But the administrative task for the pensions industry looks set to continue for several more years.

 The first court decision just over two years ago set the direction requiring equalisation and even suggesting ways in which it should be done, but it did not deal with transfers.

On the 20th November, the atest judgment in Lloyds Banking Group Pensions Trustees Limited v Lloyds Bank plc did deal with transfers and in broad terms made transferring schemes liable for top ups.

This new ruling runs to 400 pages, and considers three main situations.

For transfers made under the cash equivalent legislation, the court says the trustee owed a duty to a transferring member to make a transfer payment which was correctly calculated, reflecting the member’s right to equalised benefits. The trustee committed a breach of that duty in some cases by making an inadequate transfer payment.

Crucially, it says the trustee is not discharged from that liability by any statutory provision, scheme rule or by any agreement with the transferring member.

The member can seek a remedy including an order from the court which is not time barred.

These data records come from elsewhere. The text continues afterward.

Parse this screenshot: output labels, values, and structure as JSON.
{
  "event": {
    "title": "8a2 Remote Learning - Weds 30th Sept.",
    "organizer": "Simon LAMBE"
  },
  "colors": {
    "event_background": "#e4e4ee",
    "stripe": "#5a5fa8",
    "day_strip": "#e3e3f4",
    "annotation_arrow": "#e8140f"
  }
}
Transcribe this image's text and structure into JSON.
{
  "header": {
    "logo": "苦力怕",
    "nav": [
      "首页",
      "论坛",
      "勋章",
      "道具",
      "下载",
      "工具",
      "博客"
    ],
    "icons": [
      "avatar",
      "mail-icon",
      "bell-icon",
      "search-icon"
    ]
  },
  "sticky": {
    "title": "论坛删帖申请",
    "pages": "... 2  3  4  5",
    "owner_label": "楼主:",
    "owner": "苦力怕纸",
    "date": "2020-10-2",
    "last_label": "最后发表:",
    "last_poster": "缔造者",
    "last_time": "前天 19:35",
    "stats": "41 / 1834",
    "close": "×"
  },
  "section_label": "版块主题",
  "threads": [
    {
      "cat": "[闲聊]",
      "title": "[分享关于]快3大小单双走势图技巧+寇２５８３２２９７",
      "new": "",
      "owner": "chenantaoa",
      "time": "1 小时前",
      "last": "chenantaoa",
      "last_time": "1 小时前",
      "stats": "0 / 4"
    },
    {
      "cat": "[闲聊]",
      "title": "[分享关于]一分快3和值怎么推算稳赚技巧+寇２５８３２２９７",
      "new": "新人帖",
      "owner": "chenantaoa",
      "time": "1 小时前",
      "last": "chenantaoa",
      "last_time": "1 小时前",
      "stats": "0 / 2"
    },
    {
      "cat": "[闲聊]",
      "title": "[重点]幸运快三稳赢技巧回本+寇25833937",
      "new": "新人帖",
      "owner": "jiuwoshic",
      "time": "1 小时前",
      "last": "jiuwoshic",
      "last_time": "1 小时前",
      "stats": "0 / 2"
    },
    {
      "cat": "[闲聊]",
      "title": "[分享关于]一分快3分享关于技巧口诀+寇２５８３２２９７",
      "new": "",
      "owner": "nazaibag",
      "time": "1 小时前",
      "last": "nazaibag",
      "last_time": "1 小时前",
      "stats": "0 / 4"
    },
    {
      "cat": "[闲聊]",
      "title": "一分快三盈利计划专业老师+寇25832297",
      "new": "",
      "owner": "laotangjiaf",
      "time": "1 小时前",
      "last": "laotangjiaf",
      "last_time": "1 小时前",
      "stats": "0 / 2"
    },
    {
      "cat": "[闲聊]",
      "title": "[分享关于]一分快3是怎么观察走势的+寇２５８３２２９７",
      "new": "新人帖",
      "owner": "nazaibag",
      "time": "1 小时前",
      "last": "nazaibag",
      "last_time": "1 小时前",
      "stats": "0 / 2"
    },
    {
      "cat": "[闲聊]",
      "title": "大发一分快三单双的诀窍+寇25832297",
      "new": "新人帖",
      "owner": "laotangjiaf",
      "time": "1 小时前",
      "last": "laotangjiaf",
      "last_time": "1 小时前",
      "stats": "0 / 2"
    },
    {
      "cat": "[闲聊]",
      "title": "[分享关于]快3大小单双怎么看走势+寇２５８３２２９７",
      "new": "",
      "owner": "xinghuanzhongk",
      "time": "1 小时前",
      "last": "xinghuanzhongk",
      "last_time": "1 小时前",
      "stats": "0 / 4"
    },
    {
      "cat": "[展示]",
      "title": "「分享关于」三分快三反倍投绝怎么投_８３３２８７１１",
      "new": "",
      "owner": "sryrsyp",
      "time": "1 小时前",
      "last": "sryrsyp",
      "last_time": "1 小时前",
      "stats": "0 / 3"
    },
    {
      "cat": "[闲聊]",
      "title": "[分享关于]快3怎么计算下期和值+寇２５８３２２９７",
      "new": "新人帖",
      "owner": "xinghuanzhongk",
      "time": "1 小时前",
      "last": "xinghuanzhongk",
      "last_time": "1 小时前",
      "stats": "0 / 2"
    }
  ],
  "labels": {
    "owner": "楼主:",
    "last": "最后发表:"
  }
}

In effect, this means that the transfers concerned may extend back as far as 1990, presenting a costly administrative headache.

Generally, it appears the court wants this reflected in the trustees paying a top-up transfer to the receiving scheme, equal to the shortfall plus a simple interest calculation at 1 per cent above base ate. The court decided not to look at issues such as the loss of any potential investment growth.

Interestingly, the trustee is not required to provide a residual benefit, nor can the trustees require the transferee to accept such a benefit. However, the Court has recognised that it might be possible to provide a residual benefit if both parties agree.

And if a receiving scheme is unwilling or unable to accept a top-up transfer, the court said an appropriate solution would need to be agreed between the transferring trustees and the transferee, or in the absence of agreement could be imposed by the courts which might order the trustees to pay compensation.

For bulk transfers, the judgment says where the relevant legislation has been complied with and the bulk transfer accorded with the rules of the transferring scheme, then the transferring members are entitled to benefits under the receiving scheme and no longer entitled to benefits under the transferring scheme.

For individual rule-based transfers which may include partial transfers, the judgment says that the legal position depends on whether the trustee committed a breach of duty.

The transferee could ask a court to consider whether the trustee committed a breach of duty by reference to the scheme rules, for example, by showing the  t rustee gave inade quate consideration to the calculation of the transfer payment.

As Allen & Overy commented in its legal analysis, the court did not comment significantly on cases where the member has ceased to be a member of the receiving scheme or where the receiving scheme will not accept a top-up payment – nor where both the receiving scheme and the member have conflicting claims for payment of a top-up.

It further noted that Mr Justice Morgan ruled that there was no obligation in principle to make payment to the member’s current or most recent arrangement; but also suggested that the courts would be reluctant to hold that a trustee was relieved of the obligation to make any payment in these circumstances.

In summary, we have a lot of legal certainty and yet grey areas remain.

So what do corporate advisers make of the decision? Generally, they foresee an increase in administrative and operational challenges, but note that the ruling has much smaller funding implications.

Willis Towers Watson senior director Colin Smith says: “It’s much smaller in terms of numbers affected and liabilities: transferees are a small fraction of all members due an uplift and the aggregate impact  ought  to  be  less than £500m, whereas the 2018 ruling was estimated to add about £4bn to liabilities of FTSE350 companies alone.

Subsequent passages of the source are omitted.